= Tapani Hyvönen =

Tapani Hyvönen (born June 6, 1947) is a Finnish designer and founder and board member of ED-Design Ltd. in Turku, Finland.

Born in Sotkamo, Finland, Tapani Hyvönen studied industrial design at the University of Art and Design Helsinki (UIAH, now part of the Aalto University) and graduated in 1974. He started his own design agency, Destem Ltd., in 1976. In 1990, Destem merged with Ergonomia Design to form ED-Design Ltd., today one of the biggest product design agencies in the Nordic area.

For design assignments mostly from the Finnish electronics industry, Hyvönen has been honoured with the National Art & Design Award 1984, Industrial Designer of the Year award in 1991, and the Pro Finnish Design award the following year.

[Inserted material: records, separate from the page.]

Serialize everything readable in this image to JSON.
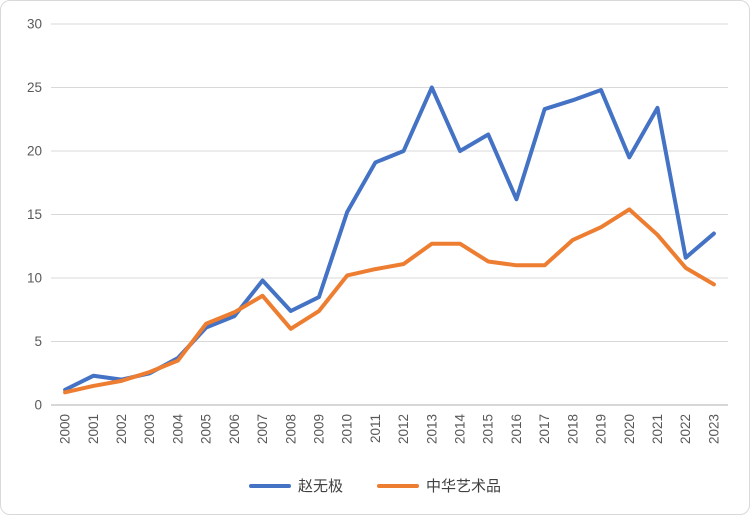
{
  "chart_data": {
    "type": "line",
    "title": "",
    "xlabel": "",
    "ylabel": "",
    "categories": [
      "2000",
      "2001",
      "2002",
      "2003",
      "2004",
      "2005",
      "2006",
      "2007",
      "2008",
      "2009",
      "2010",
      "2011",
      "2012",
      "2013",
      "2014",
      "2015",
      "2016",
      "2017",
      "2018",
      "2019",
      "2020",
      "2021",
      "2022",
      "2023"
    ],
    "series": [
      {
        "name": "赵无极",
        "color": "#4472C4",
        "values": [
          1.2,
          2.3,
          2.0,
          2.5,
          3.7,
          6.1,
          7.0,
          9.8,
          7.4,
          8.5,
          15.2,
          19.1,
          20.0,
          25.0,
          20.0,
          21.3,
          16.2,
          23.3,
          24.0,
          24.8,
          19.5,
          23.4,
          11.6,
          13.5
        ]
      },
      {
        "name": "中华艺术品",
        "color": "#ED7D31",
        "values": [
          1.0,
          1.5,
          1.9,
          2.6,
          3.5,
          6.4,
          7.3,
          8.6,
          6.0,
          7.4,
          10.2,
          10.7,
          11.1,
          12.7,
          12.7,
          11.3,
          11.0,
          11.0,
          13.0,
          14.0,
          15.4,
          13.4,
          10.8,
          9.5
        ]
      }
    ],
    "ylim": [
      0,
      30
    ],
    "yticks": [
      0,
      5,
      10,
      15,
      20,
      25,
      30
    ],
    "grid": true,
    "legend_position": "bottom"
  },
  "colors": {
    "gridline": "#d9d9d9",
    "axis_line": "#bfbfbf",
    "tick_text": "#595959",
    "legend_text": "#404040",
    "background": "#ffffff",
    "border": "#d9d9d9"
  }
}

Tapani Hyvönen has held important positions with organisations such as the University of Art and Design Helsinki (UIAH), Ornamo, Design Forum Finland, and Icsid, where he was member of the executive board between 1999 and 2003. His jury memberships include competitions such as the Finnish Design Management Award, Pro Finnish Design Award, and the Fennia Prize. Internationally, Hyvönen has served in juries for the NID Business World Design Excellence Award (India), the Osaka Design Competition (Japan), Adolf Loos Staatspreis Design, Austria The Red Dot awards (Germany and Singapore), and Design for Asia Award, (Hong Kong).